Gold Down as Dollar Strength Outweighs Safe-haven Demand
Gold fell slightly after President Donald Trump imposed tariffs on imports from Canada, Mexico and China, with the surging dollar outweighing safe-haven demand as the world braces for a trade war.
Bullion traded near $2,790 an ounce, but remained close to a record high hit on Friday, while the U.S. currency gauge rose as much as 1%. The inflationary impact of tariffs between the world’s largest economies could keep borrowing costs high, a drag on non-interest-bearing bullion, while a stronger dollar makes it more expensive for many buyers.

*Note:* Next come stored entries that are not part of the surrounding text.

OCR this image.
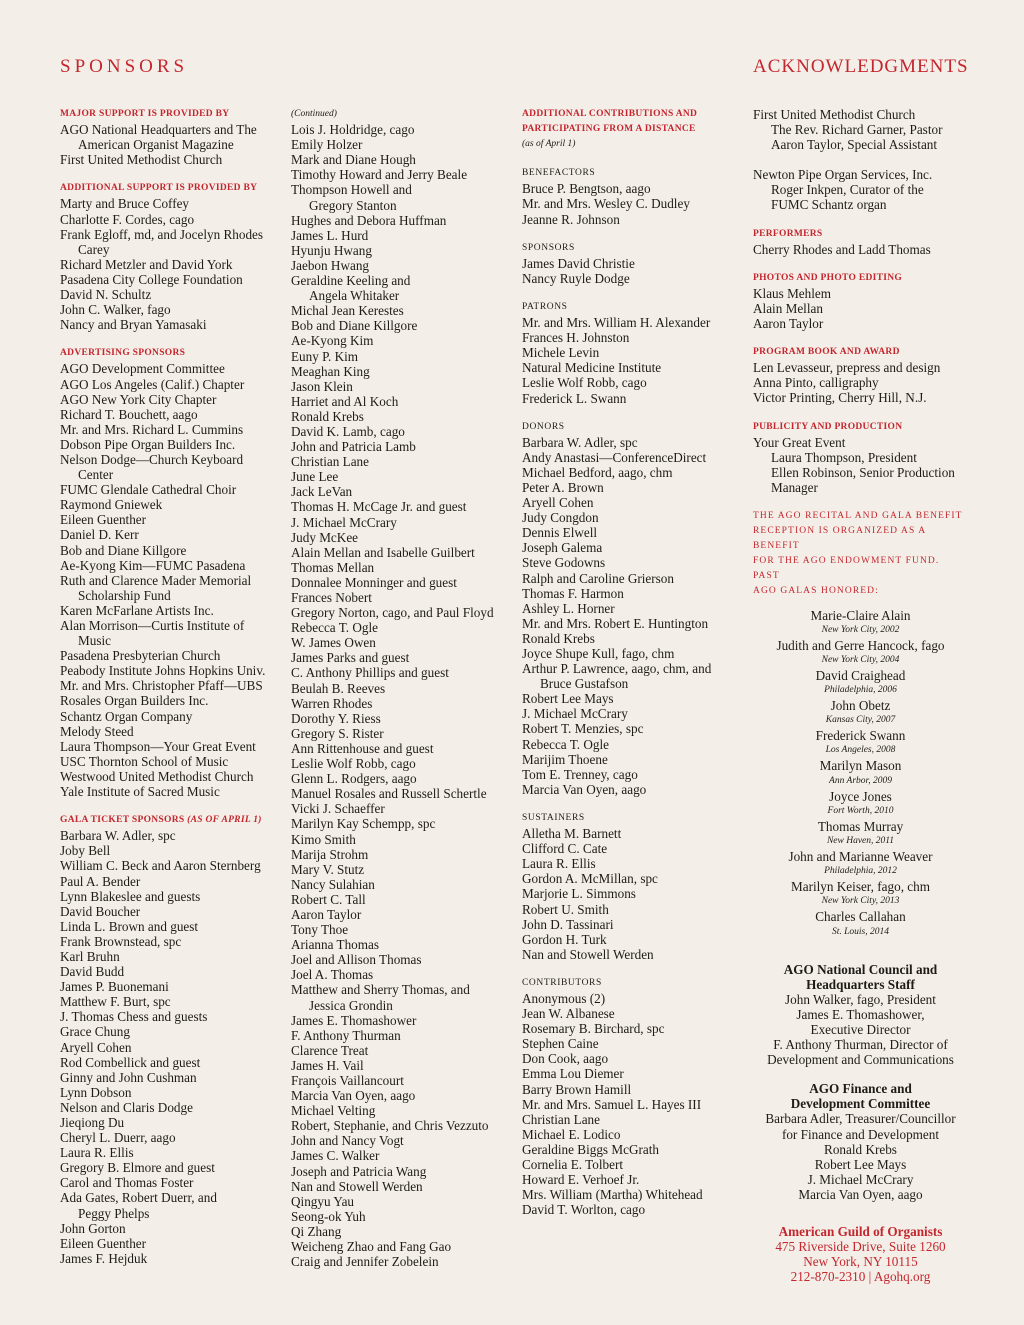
SPONSORS	ACKNOWLEDGMENTS
MAJOR SUPPORT IS PROVIDED BY
AGO National Headquarters and The
American Organist Magazine
First United Methodist Church
ADDITIONAL SUPPORT IS PROVIDED BY
Marty and Bruce Coffey
Charlotte F. Cordes, cago
Frank Egloff, md, and Jocelyn Rhodes
Carey
Richard Metzler and David York
Pasadena City College Foundation
David N. Schultz
John C. Walker, fago
Nancy and Bryan Yamasaki
ADVERTISING SPONSORS
AGO Development Committee
AGO Los Angeles (Calif.) Chapter
AGO New York City Chapter
Richard T. Bouchett, aago
Mr. and Mrs. Richard L. Cummins
Dobson Pipe Organ Builders Inc.
Nelson Dodge—Church Keyboard
Center
FUMC Glendale Cathedral Choir
Raymond Gniewek
Eileen Guenther
Daniel D. Kerr
Bob and Diane Killgore
Ae-Kyong Kim—FUMC Pasadena
Ruth and Clarence Mader Memorial
Scholarship Fund
Karen McFarlane Artists Inc.
Alan Morrison—Curtis Institute of
Music
Pasadena Presbyterian Church
Peabody Institute Johns Hopkins Univ.
Mr. and Mrs. Christopher Pfaff—UBS
Rosales Organ Builders Inc.
Schantz Organ Company
Melody Steed
Laura Thompson—Your Great Event
USC Thornton School of Music
Westwood United Methodist Church
Yale Institute of Sacred Music
GALA TICKET SPONSORS (AS OF APRIL 1)
Barbara W. Adler, spc
Joby Bell
William C. Beck and Aaron Sternberg
Paul A. Bender
Lynn Blakeslee and guests
David Boucher
Linda L. Brown and guest
Frank Brownstead, spc
Karl Bruhn
David Budd
James P. Buonemani
Matthew F. Burt, spc
J. Thomas Chess and guests
Grace Chung
Aryell Cohen
Rod Combellick and guest
Ginny and John Cushman
Lynn Dobson
Nelson and Claris Dodge
Jieqiong Du
Cheryl L. Duerr, aago
Laura R. Ellis
Gregory B. Elmore and guest
Carol and Thomas Foster
Ada Gates, Robert Duerr, and
Peggy Phelps
John Gorton
Eileen Guenther
James F. Hejduk
(Continued)
Lois J. Holdridge, cago
Emily Holzer
Mark and Diane Hough
Timothy Howard and Jerry Beale
Thompson Howell and
Gregory Stanton
Hughes and Debora Huffman
James L. Hurd
Hyunju Hwang
Jaebon Hwang
Geraldine Keeling and
Angela Whitaker
Michal Jean Kerestes
Bob and Diane Killgore
Ae-Kyong Kim
Euny P. Kim
Meaghan King
Jason Klein
Harriet and Al Koch
Ronald Krebs
David K. Lamb, cago
John and Patricia Lamb
Christian Lane
June Lee
Jack LeVan
Thomas H. McCage Jr. and guest
J. Michael McCrary
Judy McKee
Alain Mellan and Isabelle Guilbert
Thomas Mellan
Donnalee Monninger and guest
Frances Nobert
Gregory Norton, cago, and Paul Floyd
Rebecca T. Ogle
W. James Owen
James Parks and guest
C. Anthony Phillips and guest
Beulah B. Reeves
Warren Rhodes
Dorothy Y. Riess
Gregory S. Rister
Ann Rittenhouse and guest
Leslie Wolf Robb, cago
Glenn L. Rodgers, aago
Manuel Rosales and Russell Schertle
Vicki J. Schaeffer
Marilyn Kay Schempp, spc
Kimo Smith
Marija Strohm
Mary V. Stutz
Nancy Sulahian
Robert C. Tall
Aaron Taylor
Tony Thoe
Arianna Thomas
Joel and Allison Thomas
Joel A. Thomas
Matthew and Sherry Thomas, and
Jessica Grondin
James E. Thomashower
F. Anthony Thurman
Clarence Treat
James H. Vail
François Vaillancourt
Marcia Van Oyen, aago
Michael Velting
Robert, Stephanie, and Chris Vezzuto
John and Nancy Vogt
James C. Walker
Joseph and Patricia Wang
Nan and Stowell Werden
Qingyu Yau
Seong-ok Yuh
Qi Zhang
Weicheng Zhao and Fang Gao
Craig and Jennifer Zobelein
ADDITIONAL CONTRIBUTIONS AND
PARTICIPATING FROM A DISTANCE
(as of April 1)
BENEFACTORS
Bruce P. Bengtson, aago
Mr. and Mrs. Wesley C. Dudley
Jeanne R. Johnson
SPONSORS
James David Christie
Nancy Ruyle Dodge
PATRONS
Mr. and Mrs. William H. Alexander
Frances H. Johnston
Michele Levin
Natural Medicine Institute
Leslie Wolf Robb, cago
Frederick L. Swann
DONORS
Barbara W. Adler, spc
Andy Anastasi—ConferenceDirect
Michael Bedford, aago, chm
Peter A. Brown
Aryell Cohen
Judy Congdon
Dennis Elwell
Joseph Galema
Steve Godowns
Ralph and Caroline Grierson
Thomas F. Harmon
Ashley L. Horner
Mr. and Mrs. Robert E. Huntington
Ronald Krebs
Joyce Shupe Kull, fago, chm
Arthur P. Lawrence, aago, chm, and
Bruce Gustafson
Robert Lee Mays
J. Michael McCrary
Robert T. Menzies, spc
Rebecca T. Ogle
Marijim Thoene
Tom E. Trenney, cago
Marcia Van Oyen, aago
SUSTAINERS
Alletha M. Barnett
Clifford C. Cate
Laura R. Ellis
Gordon A. McMillan, spc
Marjorie L. Simmons
Robert U. Smith
John D. Tassinari
Gordon H. Turk
Nan and Stowell Werden
CONTRIBUTORS
Anonymous (2)
Jean W. Albanese
Rosemary B. Birchard, spc
Stephen Caine
Don Cook, aago
Emma Lou Diemer
Barry Brown Hamill
Mr. and Mrs. Samuel L. Hayes III
Christian Lane
Michael E. Lodico
Geraldine Biggs McGrath
Cornelia E. Tolbert
Howard E. Verhoef Jr.
Mrs. William (Martha) Whitehead
David T. Worlton, cago
First United Methodist Church
The Rev. Richard Garner, Pastor
Aaron Taylor, Special Assistant
Newton Pipe Organ Services, Inc.
Roger Inkpen, Curator of the
FUMC Schantz organ
PERFORMERS
Cherry Rhodes and Ladd Thomas
PHOTOS AND PHOTO EDITING
Klaus Mehlem
Alain Mellan
Aaron Taylor
PROGRAM BOOK AND AWARD
Len Levasseur, prepress and design
Anna Pinto, calligraphy
Victor Printing, Cherry Hill, N.J.
PUBLICITY AND PRODUCTION
Your Great Event
Laura Thompson, President
Ellen Robinson, Senior Production
Manager
THE AGO RECITAL AND GALA BENEFIT
RECEPTION IS ORGANIZED AS A BENEFIT
FOR THE AGO ENDOWMENT FUND. PAST
AGO GALAS HONORED:
Marie-Claire Alain
New York City, 2002
Judith and Gerre Hancock, fago
New York City, 2004
David Craighead
Philadelphia, 2006
John Obetz
Kansas City, 2007
Frederick Swann
Los Angeles, 2008
Marilyn Mason
Ann Arbor, 2009
Joyce Jones
Fort Worth, 2010
Thomas Murray
New Haven, 2011
John and Marianne Weaver
Philadelphia, 2012
Marilyn Keiser, fago, chm
New York City, 2013
Charles Callahan
St. Louis, 2014
AGO National Council and
Headquarters Staff
John Walker, fago, President
James E. Thomashower,
Executive Director
F. Anthony Thurman, Director of
Development and Communications
AGO Finance and
Development Committee
Barbara Adler, Treasurer/Councillor
for Finance and Development
Ronald Krebs
Robert Lee Mays
J. Michael McCrary
Marcia Van Oyen, aago
American Guild of Organists
475 Riverside Drive, Suite 1260
New York, NY 10115
212-870-2310 | Agohq.org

The U.S. announced tariffs of 25% on goods from Canada and Mexico, and 10% on goods from China, which will take effect on Tuesday. Canadian energy imports will face a 10% levy. Ottawa unveiled 25% tariffs on U.S. goods, Mexico vowed retaliatory action and Beijing issued a statement vowing to “take appropriate countermeasures.” Trump also threatened tariffs on the European Union, which said it would respond forcefully.
A global trade war would be a major drag on growth, would force a reorganization of global supply chains, and threaten to destabilize financial markets around the world. While gold would typically benefit from safe-haven demand in such a scenario, the dollar’s moves and the outlook for interest rates offset those pressures. Some of the impact may already be priced in, with the precious metal up 6% so far this year, hitting a record high on Friday, following a 27% rally in 2024.
The Federal Reserve has “a sort of ‘watch and see’ mantra, and so I wouldn’t trade gold on a potential Fed reaction,” said Chris Weston, head of research at Pepperstone Group Ltd. “Gold is more of a play right now against worsening trade policy and higher frictions coming.” Spot gold fell 0.2% to $2,794.30 an ounce as of 8:03 a.m. in Singapore, after rising 1% last week. The Bloomberg Dollar Spot Index rose 0.9%, after rising 1% last week. Silver, platinum and palladium all fell.